No Brasil existe um senso comum no sentido de que a tese da inferioridade do negro e o determinismo racial foram varridos do país não restando vestígio de sua operação social. Essa idéia convive em tensão constante com o testemunho de intelectuais e ativistas negros que documentam a presença ativa do ideário eugenista em incontáveis fatos cotidianos.

A sociedade brasileira está estruturada de forma a permitir a ilusão aos negros, de às vezes, se sentir branco, desde que não crie problemas e não exija de fato igualdade de direitos. Essa(,) esquizofrenia social permite a ocorrência de fatos que seriam escândalos em qualquer lugar mais civilizado do mundo, mas que no entanto aqui são aceitos com a mais espantosa naturalidade.

Recentemente o Deputado Jair Messias Bolsonaro foi questionado sobre o que faria se seu filho namorasse uma mulher negra, ele respondeu que não corria esse risco de seu filho se apaixonar por uma negra, porque eles haviam sido muito bem educados.

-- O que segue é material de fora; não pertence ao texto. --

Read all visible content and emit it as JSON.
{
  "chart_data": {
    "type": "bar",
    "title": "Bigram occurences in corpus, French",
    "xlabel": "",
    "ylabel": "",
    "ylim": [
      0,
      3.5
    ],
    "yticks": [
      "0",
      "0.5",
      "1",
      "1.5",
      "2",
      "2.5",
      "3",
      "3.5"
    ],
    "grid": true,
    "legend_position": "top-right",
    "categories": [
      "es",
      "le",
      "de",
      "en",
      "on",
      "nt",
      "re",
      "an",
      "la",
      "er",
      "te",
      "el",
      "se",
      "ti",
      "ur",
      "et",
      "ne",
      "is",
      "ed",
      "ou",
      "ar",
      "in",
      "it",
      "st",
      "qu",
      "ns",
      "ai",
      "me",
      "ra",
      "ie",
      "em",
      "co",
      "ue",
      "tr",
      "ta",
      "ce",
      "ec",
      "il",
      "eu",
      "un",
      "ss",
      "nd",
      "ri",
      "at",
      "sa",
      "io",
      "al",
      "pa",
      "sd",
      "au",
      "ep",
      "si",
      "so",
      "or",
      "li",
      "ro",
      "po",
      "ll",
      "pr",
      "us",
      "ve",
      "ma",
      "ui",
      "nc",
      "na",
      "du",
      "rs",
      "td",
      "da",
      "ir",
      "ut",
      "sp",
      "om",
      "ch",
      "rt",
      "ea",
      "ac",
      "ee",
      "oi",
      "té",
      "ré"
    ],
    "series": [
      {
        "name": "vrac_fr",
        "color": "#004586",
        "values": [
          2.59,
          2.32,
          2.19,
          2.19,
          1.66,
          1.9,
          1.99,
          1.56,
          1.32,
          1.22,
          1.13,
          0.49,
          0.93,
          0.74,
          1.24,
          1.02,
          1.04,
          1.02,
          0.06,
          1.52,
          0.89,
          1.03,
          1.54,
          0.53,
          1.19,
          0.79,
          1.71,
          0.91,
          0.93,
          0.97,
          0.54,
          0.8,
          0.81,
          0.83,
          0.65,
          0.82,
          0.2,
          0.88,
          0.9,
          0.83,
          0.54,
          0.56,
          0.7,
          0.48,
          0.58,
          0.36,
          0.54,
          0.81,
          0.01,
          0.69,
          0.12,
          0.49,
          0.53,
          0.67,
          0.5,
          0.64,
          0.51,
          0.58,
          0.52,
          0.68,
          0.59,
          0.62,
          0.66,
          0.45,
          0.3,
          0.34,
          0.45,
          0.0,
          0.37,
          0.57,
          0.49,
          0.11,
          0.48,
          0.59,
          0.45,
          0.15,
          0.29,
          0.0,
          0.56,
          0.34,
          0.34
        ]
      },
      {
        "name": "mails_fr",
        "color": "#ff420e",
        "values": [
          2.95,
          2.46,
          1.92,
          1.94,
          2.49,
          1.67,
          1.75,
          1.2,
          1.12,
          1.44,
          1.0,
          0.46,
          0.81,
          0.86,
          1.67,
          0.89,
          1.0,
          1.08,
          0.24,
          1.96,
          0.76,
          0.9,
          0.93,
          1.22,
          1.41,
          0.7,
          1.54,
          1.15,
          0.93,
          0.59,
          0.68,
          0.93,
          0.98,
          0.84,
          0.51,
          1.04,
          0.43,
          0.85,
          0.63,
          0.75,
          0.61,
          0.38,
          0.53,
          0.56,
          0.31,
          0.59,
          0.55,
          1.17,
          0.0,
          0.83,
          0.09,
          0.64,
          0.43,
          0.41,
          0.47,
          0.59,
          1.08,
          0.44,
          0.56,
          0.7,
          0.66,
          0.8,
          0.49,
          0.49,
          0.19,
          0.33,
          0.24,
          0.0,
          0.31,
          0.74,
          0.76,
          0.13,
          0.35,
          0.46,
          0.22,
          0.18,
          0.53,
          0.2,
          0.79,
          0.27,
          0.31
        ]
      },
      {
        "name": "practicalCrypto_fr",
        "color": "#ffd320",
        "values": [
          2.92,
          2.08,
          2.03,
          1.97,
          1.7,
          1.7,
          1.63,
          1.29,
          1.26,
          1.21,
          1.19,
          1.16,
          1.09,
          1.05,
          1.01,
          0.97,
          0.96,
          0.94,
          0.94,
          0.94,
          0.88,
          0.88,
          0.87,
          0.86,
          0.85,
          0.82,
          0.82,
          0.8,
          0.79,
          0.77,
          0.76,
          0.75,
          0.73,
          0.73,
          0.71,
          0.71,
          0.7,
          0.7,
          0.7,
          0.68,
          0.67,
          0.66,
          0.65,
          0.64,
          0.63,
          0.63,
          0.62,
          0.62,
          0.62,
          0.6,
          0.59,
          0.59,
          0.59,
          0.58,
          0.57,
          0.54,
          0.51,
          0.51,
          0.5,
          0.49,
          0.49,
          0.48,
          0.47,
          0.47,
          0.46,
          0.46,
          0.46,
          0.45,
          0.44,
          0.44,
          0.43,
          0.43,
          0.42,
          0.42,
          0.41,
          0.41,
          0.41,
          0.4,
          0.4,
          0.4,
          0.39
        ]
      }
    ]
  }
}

O caso suscitou várias polêmicas nos meios de comunicação, no entanto, se não vivêssemos numa sociedade inexplicavelmente apática, convencida da democracia racial, esse caso não seria apenas polemizado, mas sim seria exigido que esse representante de governo respondesse criminalmente pela sua insensatez.

Expõe ainda, a vulnerabilidade da raça negra no país que não consegue se vê como grupo e reagir a esse e outros escândalos que reforçam a inferioridade dos negros restituindo-os às senzalas e reforçando o sentimento de menos valia.

Essas reflexões mostram que o ponto nevrálgico do racismo no Brasil é o silêncio. As pessoas não estão dispostas a debater seriamente as questões raciais, portanto é indispensável mobilizar a sociedade brasileira para este tema. Os brancos precisam olhar para si mesmos e verificar o quanto de preconceito ainda carregam e os negros se conscientizarem de que não são tratados com iguais direitos.

Nesse jogo anti-democrático todos perdem. Os negros perdem a oportunidade de usarem toda sua criatividade e inteligência e os brancos de construírem juntamente com os negros uma nação plenamente democrática onde as pessoas realmente tenham direitos iguais.